No art fait parler la poudre !

Je ne sais pas si vous avez remarqué, mais ça ne se fait pas tellement, de parler d’armes, ces temps-ci. Il me semble sentir, comment vous dire… un fond d’hostilité, voilà.
Ceux qui en usent n’ont pas franchement la cote. Ceux qui en fabriquent rament aussi, surtout s’ils font dans le massif (demandez donc aux savants atomistes iraniens, pour voir). Même ceux qui en vendent ont du mal ; c’est à peine si Hollywood, avec un Nicholas Cage pourtant parfait en trafiquant cynique au-delà de tout, a réussi à ripoliner un peu la profession.
Quant à en posséder à la maison, à l’école ou au bureau,
je ne vous raconte même pas.

Les armes, ce n’est pas politiquement correct, voilà ce que c’est. C’est mal.

Et c’est bien pour ça que la nouvelle exposition de No Art va nous être tellement indispensable.

Ça l’a pris comme ça, d’un coup — parce c’est comme ça qu’il fonctionne, depuis toujours ou presque. Un jour il a débarqué, sûr de son fait, pour nous dire tout de go, à nous autres qui avons la chance de le voir rêver tous les jours :
“ Alors voilà, pour ma prochaine expo, je vais fabriquer des armes. ”
C’est bien, non ?
Parce qu’évidemment, l’intérêt d’un programme pareil, c’est l’identité de celui qui s’y colle. Par exemple, si vous achetez   de faire l’acquisition, disons, d’un fusil d’assaut Kalachnikov, vous savez plus ou moins à l’avance ce que vous toucherez : du russe rustique qui a fait ses preuves — pas vraiment olé olé, ça c’est sûr, mais enfin le design, dans la région du Kivu ou du côté de Peshawar…

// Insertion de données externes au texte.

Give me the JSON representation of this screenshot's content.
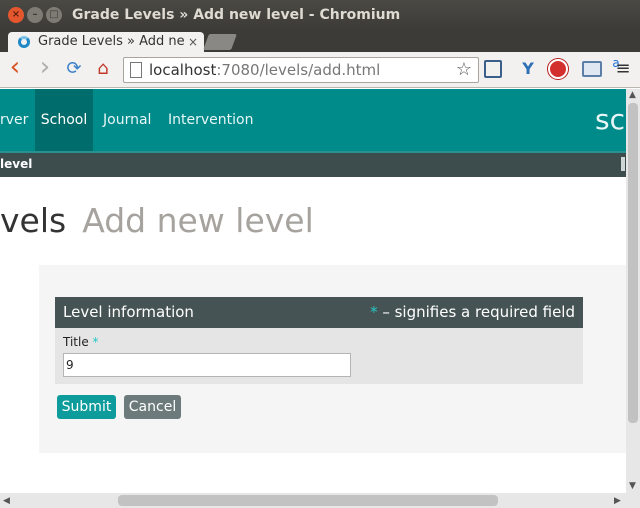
{
  "window": {
    "title": "Grade Levels » Add new level - Chromium",
    "close_glyph": "×",
    "min_glyph": "–",
    "max_glyph": "□"
  },
  "tab": {
    "label": "Grade Levels » Add ne",
    "close_glyph": "×"
  },
  "toolbar": {
    "url_host": "localhost",
    "url_rest": ":7080/levels/add.html",
    "back_glyph": "‹",
    "forward_glyph": "›",
    "reload_glyph": "⟳",
    "home_glyph": "⌂",
    "star_glyph": "☆",
    "menu_glyph": "≡"
  },
  "nav": {
    "items": [
      {
        "label": "rver"
      },
      {
        "label": "School"
      },
      {
        "label": "Journal"
      },
      {
        "label": "Intervention"
      }
    ],
    "brand_partial": "sc"
  },
  "subnav": {
    "label": "level"
  },
  "heading": {
    "main": "vels",
    "sub": "Add new level"
  },
  "form": {
    "section_title": "Level information",
    "required_star": "*",
    "required_note": " – signifies a required field",
    "title_label": "Title",
    "title_value": "9"
  },
  "buttons": {
    "submit": "Submit",
    "cancel": "Cancel"
  },
  "colors": {
    "nav_bg": "#008b8b",
    "nav_active": "#006c6c",
    "section_header": "#465354",
    "submit": "#0e9b9b",
    "cancel": "#6c7a7b",
    "required_star": "#26c6c6"
  }
}
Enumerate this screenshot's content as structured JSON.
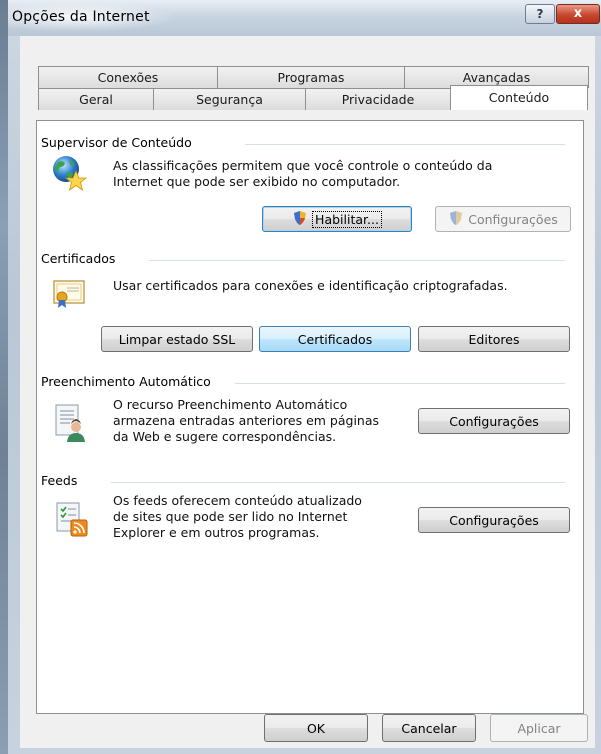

C’est pour ça que quand No Art nous a défouraillé son programme d’expo (des armes ? des ARMES ???!), personne d’entre nous n’a bronché. J’en ai même vu deux ou trois qui jubilaient, nerveusement. Moi-même…
Car sans trop savoir ce qu’il avait en tête au juste, tous ceux qui le connaissent un peu s’y voyaient déjà, forcément : de la pétoire de compétition, du flingot à tirer dans les coins, de la bombinette à se gondoler entre amis, que sais-je encore… Ha, ha. Rien que la perspective de l’armurerie improbable et brinquebalante qui surgirait d’une telle idée nous réjouissait d’avance.

Aujourd’hui que tous ces objets existent vraiment, je suis assez content de pouvoir vous dire que nous étions TRÈS en-dessous de la vérité. Comme nom de baptême pour son projet, No Art a choisi “ Acmé ” (“ le point extrême d’une tension ”, dixit Wikipédia), qui peut aussi s’écrire ACME (pour Another Company Making Everything), comme dans les dessins animés où des écureuils-plus-mignons-tu-meurs sortent de derrière leur dos des bâtons de dynamite allumés ou des pièces d’artillerie douze fois plus gros qu’eux, c’est dire.

J’ignore si la Galerie Olivier Waltman, qui expose No Art cet hiver, a bien saisi dans quoi elle s’engage ; mais à leur place, je ne serais pas forcément tranquille. Sûr qu’ils n’en ont pas vu beaucoup des comme lui, rue Mazarine. La poésie du trou de balle, c’est comme aimer les tripes ou les bulots : une affaire de tempérament.